To the editor:
Standardized test results for the 2017-2018 school year came out the week of Aug. 20 and the results were anything but encouraging. In all but a few very narrow areas, Alexandria City Public Schools scores were lower than the year prior. Worse still, despite outspending the Virginia average by almost $7,000 per pupil, Alexandria schools scored below the Virginia average in every measured category.
Because of its importance as a skill in modern society, perhaps the most depressing statistic was math, where Alexandria scored 16 percentage points less than the state average.

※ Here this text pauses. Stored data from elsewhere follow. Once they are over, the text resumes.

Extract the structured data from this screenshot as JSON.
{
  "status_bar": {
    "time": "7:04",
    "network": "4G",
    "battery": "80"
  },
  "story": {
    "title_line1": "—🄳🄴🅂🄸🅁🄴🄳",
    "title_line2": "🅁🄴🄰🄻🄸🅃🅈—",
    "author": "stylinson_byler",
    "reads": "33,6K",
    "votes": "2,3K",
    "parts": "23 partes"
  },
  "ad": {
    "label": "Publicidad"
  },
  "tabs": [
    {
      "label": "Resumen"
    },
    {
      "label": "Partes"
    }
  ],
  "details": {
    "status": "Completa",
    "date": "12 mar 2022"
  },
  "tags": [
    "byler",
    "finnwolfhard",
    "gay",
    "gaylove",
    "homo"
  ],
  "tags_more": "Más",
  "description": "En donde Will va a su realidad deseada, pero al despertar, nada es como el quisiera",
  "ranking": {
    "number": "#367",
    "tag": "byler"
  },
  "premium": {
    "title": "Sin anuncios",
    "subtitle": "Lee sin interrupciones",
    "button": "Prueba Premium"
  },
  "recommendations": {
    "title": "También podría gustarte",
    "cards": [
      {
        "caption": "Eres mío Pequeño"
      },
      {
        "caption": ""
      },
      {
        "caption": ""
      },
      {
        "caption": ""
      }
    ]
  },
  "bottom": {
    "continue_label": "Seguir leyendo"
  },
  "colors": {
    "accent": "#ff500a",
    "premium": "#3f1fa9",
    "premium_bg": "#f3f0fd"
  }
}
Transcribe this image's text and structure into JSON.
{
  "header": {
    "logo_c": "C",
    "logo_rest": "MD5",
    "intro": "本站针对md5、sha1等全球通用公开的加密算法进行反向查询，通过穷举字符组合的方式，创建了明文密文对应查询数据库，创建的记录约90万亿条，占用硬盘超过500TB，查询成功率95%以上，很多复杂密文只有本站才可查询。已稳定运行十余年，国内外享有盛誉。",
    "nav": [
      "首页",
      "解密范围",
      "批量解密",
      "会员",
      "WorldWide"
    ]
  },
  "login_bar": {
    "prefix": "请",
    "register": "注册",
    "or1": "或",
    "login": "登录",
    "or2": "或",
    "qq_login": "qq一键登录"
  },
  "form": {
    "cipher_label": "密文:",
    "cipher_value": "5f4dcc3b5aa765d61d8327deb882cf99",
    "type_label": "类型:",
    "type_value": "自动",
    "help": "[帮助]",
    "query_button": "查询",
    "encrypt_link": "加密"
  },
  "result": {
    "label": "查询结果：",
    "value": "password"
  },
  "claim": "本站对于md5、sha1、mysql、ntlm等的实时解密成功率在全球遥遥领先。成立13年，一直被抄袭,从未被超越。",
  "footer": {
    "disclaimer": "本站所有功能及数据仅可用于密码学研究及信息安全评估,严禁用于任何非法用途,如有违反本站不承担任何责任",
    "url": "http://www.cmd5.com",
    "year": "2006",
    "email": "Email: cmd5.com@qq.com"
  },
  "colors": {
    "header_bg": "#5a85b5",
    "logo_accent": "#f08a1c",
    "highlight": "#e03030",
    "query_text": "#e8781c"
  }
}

Unfortunately, it seems local officials have resigned themselves to these low levels of performance: Vice Mayor Justin Wilson said he did not find this year’s data concerning, as it mirrored the decreases in pass rates across the state. Wilson attributed the results to a higher level of poverty in Alexandria, overlooking the fact that Alexandria has one of the highest median household incomes in the state. New school Superintendent Dr. Gregory Hutchings Jr. said the results, while not ideal, were in line with his expectations.
In an extraordinary understatement, Hutchings went on to say “there’s room for improvement.” Finally, in a statement somehow meant to be comforting, School Board member Margaret Lorber, when asked about the low scores, pointed out that “testing doesn’t account for ACPS’ outstanding programs in music, art and drama.” Well, that’s a relief.
Further highlighting the disconnect between our elected officials and our city’s most pressing issues — although there was some mention of increasing capital improvements for schools — discussion of the low performance of ACPS was nearly absent from the June primary campaigns. Most of the candidates instead focused their attention on their support for affordable housing and other more popular issues, and largely chose to ignore ACPS’ lagging performance.
Also ignored in the campaigns were the 25 percent of ACPS schools that are not even fully accredited by the state, including Jefferson-Houston School, now denied accreditation for six straight years. Our high school, T.C. Williams, is only partially accredited.
It’s time for this issue to take center stage in Alexandria. Alexandria’s education system represents our city’s future, and it’s time for our leaders to give it the attention it’s due. Pre-K education might help, but most studies have found that the bump in performance provided by Pre-K largely dissipates by the time students reach middle school.
It’s time for new thinking. A popular saying goes that insanity is doing the same thing over and over and expecting different results. That’s largely what Alexandria is doing, bringing in new school leaders on almost a yearly basis and expecting different results.
Washington D.C. is having great success with its charter schools, improving performance in three of four measured areas since 2015. The wait lists for charter schools in D.C. continue to grow, reflecting parents seeking successful solutions for their children. It’s time Alexandria opened the aperture on any and all solutions that can help our schools. Alexandria students are paying the price.